Of course I’m not a designer, however after several woodworking projects, I started to think to the common points in my approaches.
I think of my approach as Durabilism, that is the design of an object that will be used for a long time. This stems from the idea that objects represent an accumulation of work and knowledge that goes back to the beginning of Mankind. Design objects that can endure is then essential for our continuous progresses.
Designing for Human
For the object to be durable, it must perfectly suit its uses. The object is always designed starting from a human need (usually friend or family). The goal is to answer perfectly to the need I think they have. The object is always deeply connected with the person (tailored).
The design is functional (starting from the function it fulfills for the human).
The object is not primarily designed for machine (to be easily manufacturable).
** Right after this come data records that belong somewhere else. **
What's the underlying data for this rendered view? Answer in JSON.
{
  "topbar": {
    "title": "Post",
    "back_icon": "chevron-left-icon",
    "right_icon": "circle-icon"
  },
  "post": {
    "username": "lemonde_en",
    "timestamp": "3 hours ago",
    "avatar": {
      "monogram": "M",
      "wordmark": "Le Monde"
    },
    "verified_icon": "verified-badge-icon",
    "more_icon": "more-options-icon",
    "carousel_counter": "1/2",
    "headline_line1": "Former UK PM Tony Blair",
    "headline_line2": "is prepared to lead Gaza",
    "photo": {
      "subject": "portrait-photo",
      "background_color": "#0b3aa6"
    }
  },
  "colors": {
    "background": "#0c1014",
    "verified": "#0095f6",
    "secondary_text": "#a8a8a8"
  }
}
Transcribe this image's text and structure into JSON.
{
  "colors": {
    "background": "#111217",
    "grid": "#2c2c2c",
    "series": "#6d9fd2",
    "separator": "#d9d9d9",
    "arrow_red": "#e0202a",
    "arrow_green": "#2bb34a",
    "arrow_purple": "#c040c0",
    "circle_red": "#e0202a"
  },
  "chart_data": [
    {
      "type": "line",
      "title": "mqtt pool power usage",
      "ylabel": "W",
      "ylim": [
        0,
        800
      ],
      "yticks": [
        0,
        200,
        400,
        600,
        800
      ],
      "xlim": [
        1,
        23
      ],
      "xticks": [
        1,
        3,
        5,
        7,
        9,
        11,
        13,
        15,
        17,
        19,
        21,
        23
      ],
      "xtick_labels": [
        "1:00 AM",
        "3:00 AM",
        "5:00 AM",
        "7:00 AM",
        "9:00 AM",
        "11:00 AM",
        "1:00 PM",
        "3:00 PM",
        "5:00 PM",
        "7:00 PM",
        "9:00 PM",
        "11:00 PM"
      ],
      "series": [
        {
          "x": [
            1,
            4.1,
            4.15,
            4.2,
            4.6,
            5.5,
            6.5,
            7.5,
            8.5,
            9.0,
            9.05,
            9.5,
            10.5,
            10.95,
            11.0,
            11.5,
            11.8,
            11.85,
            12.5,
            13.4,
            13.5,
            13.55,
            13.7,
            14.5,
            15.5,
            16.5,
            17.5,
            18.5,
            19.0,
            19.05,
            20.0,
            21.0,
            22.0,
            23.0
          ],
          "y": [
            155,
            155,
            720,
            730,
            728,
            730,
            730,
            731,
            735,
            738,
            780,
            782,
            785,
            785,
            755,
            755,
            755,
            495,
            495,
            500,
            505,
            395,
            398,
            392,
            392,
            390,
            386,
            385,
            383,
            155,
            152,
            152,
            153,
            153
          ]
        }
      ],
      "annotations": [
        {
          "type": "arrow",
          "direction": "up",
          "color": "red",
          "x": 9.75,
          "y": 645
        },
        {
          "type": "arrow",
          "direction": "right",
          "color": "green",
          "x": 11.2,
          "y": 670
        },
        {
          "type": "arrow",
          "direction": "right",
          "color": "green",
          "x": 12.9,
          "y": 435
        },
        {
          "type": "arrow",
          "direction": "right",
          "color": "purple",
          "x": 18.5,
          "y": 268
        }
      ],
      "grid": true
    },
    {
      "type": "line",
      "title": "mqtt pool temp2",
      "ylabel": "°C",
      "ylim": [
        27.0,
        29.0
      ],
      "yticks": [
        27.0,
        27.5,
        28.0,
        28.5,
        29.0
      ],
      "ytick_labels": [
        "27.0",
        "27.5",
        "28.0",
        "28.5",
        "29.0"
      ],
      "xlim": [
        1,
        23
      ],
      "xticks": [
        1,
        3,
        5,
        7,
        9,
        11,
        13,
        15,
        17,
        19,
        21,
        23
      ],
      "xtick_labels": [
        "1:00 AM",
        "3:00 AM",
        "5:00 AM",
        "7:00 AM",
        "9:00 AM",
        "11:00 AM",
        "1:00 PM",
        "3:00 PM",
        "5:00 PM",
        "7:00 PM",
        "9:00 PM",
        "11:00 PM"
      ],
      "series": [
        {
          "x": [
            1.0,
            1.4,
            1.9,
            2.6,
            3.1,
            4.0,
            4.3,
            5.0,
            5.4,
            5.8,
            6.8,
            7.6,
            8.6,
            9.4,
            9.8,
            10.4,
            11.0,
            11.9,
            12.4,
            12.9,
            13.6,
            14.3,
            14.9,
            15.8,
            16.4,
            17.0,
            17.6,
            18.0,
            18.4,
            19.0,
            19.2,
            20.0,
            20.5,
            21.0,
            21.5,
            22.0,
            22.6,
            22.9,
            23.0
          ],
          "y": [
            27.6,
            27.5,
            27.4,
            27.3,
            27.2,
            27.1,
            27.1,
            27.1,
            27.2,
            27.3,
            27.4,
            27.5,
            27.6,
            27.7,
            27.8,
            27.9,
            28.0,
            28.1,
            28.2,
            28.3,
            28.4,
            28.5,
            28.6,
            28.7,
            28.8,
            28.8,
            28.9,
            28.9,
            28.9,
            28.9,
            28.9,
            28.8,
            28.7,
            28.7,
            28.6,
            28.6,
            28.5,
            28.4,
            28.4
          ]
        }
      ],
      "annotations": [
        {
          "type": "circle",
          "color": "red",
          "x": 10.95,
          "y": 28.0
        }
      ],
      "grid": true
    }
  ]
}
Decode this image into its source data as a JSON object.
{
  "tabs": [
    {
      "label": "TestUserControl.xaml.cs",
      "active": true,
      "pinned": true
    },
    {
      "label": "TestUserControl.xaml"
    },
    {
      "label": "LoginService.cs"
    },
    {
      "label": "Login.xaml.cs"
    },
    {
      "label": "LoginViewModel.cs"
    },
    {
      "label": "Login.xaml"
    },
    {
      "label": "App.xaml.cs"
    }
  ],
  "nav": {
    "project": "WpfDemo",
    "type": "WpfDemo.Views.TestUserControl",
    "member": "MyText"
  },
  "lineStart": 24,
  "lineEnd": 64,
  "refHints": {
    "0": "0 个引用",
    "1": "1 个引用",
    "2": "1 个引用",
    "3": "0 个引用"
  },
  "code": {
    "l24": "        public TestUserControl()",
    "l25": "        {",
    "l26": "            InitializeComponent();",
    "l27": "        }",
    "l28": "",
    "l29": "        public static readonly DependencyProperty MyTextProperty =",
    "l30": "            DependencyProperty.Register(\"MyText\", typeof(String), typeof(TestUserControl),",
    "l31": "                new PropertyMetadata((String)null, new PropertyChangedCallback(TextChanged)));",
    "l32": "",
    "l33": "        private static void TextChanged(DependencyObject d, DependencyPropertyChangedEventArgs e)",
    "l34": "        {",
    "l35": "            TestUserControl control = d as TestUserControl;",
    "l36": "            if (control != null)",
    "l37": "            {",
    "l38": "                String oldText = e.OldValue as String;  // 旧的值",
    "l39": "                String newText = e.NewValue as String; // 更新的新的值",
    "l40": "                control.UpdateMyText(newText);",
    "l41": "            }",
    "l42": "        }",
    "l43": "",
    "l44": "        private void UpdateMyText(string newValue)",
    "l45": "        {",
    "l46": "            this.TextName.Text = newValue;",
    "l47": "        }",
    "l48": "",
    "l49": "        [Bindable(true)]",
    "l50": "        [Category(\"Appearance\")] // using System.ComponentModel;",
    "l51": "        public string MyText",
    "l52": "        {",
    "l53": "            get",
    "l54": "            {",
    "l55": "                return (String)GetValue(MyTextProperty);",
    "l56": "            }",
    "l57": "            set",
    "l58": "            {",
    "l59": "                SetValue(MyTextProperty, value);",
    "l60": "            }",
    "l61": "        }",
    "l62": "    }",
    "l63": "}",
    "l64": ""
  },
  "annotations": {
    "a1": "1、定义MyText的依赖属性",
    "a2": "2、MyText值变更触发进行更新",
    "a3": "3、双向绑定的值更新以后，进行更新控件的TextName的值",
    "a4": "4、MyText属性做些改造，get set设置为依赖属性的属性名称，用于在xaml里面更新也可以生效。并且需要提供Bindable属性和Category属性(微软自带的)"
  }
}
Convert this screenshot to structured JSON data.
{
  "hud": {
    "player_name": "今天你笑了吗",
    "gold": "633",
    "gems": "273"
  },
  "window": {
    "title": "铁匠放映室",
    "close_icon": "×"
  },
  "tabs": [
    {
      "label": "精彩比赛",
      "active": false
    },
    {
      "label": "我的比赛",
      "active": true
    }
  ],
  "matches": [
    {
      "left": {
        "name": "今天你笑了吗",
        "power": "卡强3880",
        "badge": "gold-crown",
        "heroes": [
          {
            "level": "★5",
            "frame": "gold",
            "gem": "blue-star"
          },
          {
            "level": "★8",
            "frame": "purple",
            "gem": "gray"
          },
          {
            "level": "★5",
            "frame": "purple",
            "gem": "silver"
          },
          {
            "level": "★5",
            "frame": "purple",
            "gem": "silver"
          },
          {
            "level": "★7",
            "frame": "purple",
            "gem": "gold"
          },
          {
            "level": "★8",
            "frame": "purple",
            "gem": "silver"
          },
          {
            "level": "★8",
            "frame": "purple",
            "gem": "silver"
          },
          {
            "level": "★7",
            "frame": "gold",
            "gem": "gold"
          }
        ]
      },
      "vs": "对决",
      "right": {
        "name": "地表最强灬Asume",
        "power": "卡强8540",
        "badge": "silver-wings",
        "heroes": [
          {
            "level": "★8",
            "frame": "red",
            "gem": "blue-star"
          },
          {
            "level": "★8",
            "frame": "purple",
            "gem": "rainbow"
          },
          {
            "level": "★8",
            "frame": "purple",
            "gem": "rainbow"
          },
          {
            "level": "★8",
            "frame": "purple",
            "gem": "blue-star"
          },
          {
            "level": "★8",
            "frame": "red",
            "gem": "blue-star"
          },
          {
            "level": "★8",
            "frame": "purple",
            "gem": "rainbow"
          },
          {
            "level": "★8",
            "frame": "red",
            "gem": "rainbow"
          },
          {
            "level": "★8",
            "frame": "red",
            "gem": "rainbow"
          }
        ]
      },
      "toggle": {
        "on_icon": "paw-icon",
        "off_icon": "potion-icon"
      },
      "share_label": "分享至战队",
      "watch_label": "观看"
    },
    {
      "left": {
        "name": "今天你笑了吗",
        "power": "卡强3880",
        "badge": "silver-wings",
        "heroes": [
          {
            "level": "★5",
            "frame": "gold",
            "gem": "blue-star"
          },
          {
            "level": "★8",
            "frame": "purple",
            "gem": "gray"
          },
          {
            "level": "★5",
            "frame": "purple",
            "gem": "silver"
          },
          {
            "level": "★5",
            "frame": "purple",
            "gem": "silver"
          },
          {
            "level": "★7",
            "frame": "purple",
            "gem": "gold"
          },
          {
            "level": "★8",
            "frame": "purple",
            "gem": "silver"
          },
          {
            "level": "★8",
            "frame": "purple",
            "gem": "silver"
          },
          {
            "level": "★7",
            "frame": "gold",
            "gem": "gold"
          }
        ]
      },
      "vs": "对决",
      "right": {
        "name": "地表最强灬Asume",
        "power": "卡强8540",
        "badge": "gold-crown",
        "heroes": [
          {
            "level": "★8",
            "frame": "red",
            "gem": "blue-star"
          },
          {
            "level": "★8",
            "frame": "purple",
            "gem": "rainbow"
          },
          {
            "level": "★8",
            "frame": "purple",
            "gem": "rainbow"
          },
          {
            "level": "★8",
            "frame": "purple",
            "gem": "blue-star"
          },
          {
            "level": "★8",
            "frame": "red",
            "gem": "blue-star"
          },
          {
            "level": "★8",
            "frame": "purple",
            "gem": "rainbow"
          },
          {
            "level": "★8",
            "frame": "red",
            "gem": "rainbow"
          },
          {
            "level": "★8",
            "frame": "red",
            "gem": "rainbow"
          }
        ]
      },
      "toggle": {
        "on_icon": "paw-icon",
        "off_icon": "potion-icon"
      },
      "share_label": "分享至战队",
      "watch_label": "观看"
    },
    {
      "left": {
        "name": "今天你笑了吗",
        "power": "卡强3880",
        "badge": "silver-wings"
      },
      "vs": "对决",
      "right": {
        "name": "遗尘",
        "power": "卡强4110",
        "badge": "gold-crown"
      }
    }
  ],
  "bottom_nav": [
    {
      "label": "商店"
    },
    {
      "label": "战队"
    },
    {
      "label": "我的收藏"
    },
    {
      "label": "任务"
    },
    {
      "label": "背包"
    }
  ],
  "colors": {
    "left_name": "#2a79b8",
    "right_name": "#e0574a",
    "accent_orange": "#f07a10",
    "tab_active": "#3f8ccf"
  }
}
The object should be durable, meaning both that its functionality should last a long time, and that the owner (and Mankind) should last a long time: the object should be built in a sustainable way. Durability comes from material choices, mechanical properties, a good design, and attention to details. As far as I know, the only truly renewable materials are wood and leather, although recycling may allow other materials.
The key to a truly durable object is to be able to easily maintain and fix it in time. This excludes over-engineering. In the opposite, simplicity bring robustness and a powerful aesthetic, human seem to be fascinated by symmetry and simple forms.
Inspiration from Nature
Nature produce the ultimate design for durability, sustainability and simplicity! It’s only natural to draw inspiration from it.